Furthermore, if government was paying the bulk of the drug costs, it would probably have much more of an incentive to ensure appropriate use, if for no other reason than to keep costs down. In Australia, the federal government provides about $25 million annually to the independent National Prescribing Service, whose mission is to improve drug prescribing by doctors and drug use by consumers.
The usual argument mounted against a first-dollar Pharmacare system, similar to what already exists for doctor’s visits and hospitalizations, is that it is unaffordable. To begin with, this line of reasoning simply ignores the reality that we are already paying for prescription drugs to the tune of almost $18 billion per year. The question is not whether the country can afford the cost, but rather how will the cost be met?
Currently, government accounts for a little under half of all costs, private insurance covers 34%, and the rest is paid out of pocket. If government were to pick up the entire tab, then it is inevitable that public spending would increase, probably by about $7.7 billion annually. But, even allowing for increased use of prescription drugs by groups now not covered at all or under-covered, total spending on medications would actually drop by between 9-10% because of lower administrative costs and the lower prices that could be achieved through national bargaining power.

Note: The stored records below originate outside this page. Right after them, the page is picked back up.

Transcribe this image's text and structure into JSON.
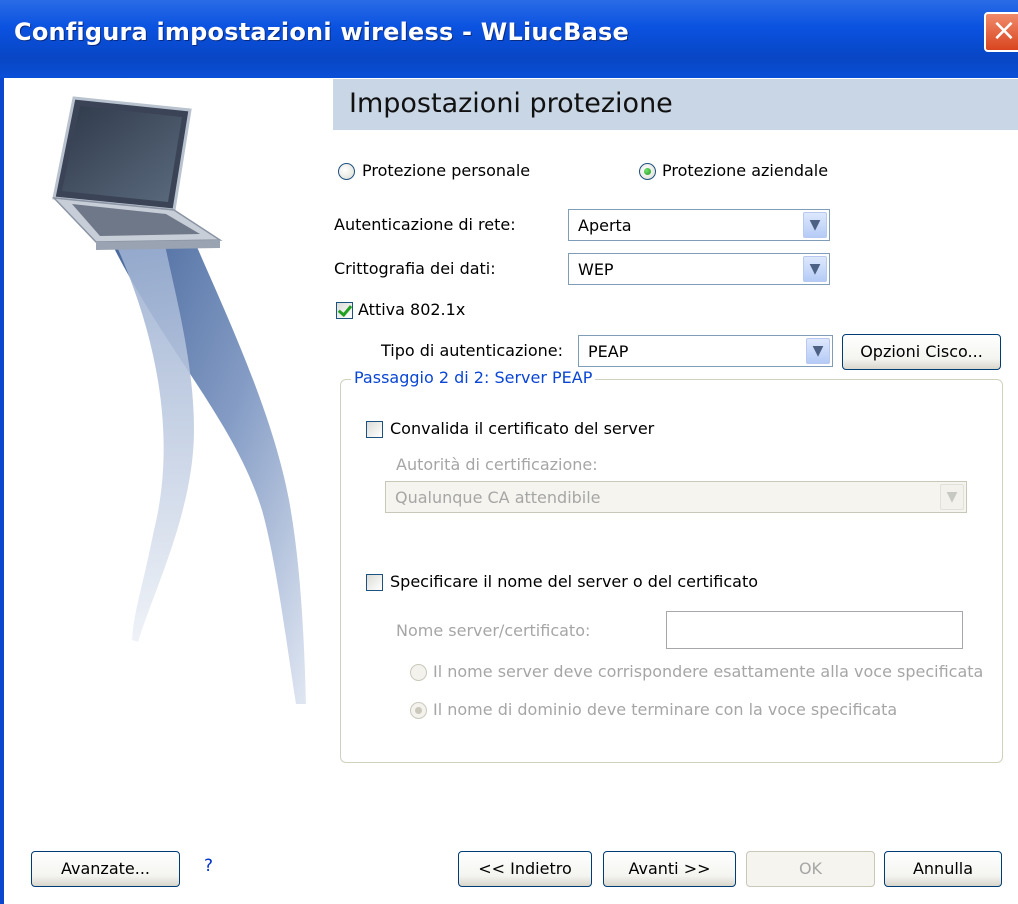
{
  "window": {
    "title": "Configura impostazioni wireless - WLiucBase",
    "close_glyph": "×"
  },
  "header": {
    "title": "Impostazioni protezione"
  },
  "protection_mode": {
    "personal_label": "Protezione personale",
    "enterprise_label": "Protezione aziendale",
    "selected": "enterprise"
  },
  "network_auth": {
    "label": "Autenticazione di rete:",
    "value": "Aperta"
  },
  "data_encryption": {
    "label": "Crittografia dei dati:",
    "value": "WEP"
  },
  "enable_8021x": {
    "label": "Attiva 802.1x",
    "checked": true
  },
  "auth_type": {
    "label": "Tipo di autenticazione:",
    "value": "PEAP",
    "cisco_button": "Opzioni Cisco..."
  },
  "peap_group": {
    "label": "Passaggio 2 di 2: Server PEAP",
    "validate_cert_label": "Convalida il certificato del server",
    "ca_label": "Autorità di certificazione:",
    "ca_value": "Qualunque CA attendibile",
    "specify_server_label": "Specificare il nome del server o del certificato",
    "server_name_label": "Nome server/certificato:",
    "server_name_value": "",
    "exact_match_label": "Il nome server deve corrispondere esattamente alla voce specificata",
    "domain_match_label": "Il nome di dominio deve terminare con la voce specificata"
  },
  "footer": {
    "advanced_button": "Avanzate...",
    "help_glyph": "?",
    "back_button": "<< Indietro",
    "next_button": "Avanti >>",
    "ok_button": "OK",
    "cancel_button": "Annulla"
  },
  "icons": {
    "dropdown": "chevron-down-icon",
    "help": "help-icon",
    "close": "close-icon"
  },
  "colors": {
    "title_bar": "#0a52e0",
    "section_header": "#c9d6e5",
    "group_label": "#0a46d5",
    "close_button": "#d8451f"
  }
}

Right now we are funding prescription drugs the way that Americans fund their entire health care system. We have rejected the American approach for doctors and hospitals because we have recognized that it is inefficient and inequitable. It’s time to reject that approach to paying for prescription drugs. Pharmacare makes sense on all three grounds: equity, economic efficiency, and effective prescribing. It’s time to stop waiting for it.
(Joel Lexchin is a professor in the School of Health Policy and Management at York University.)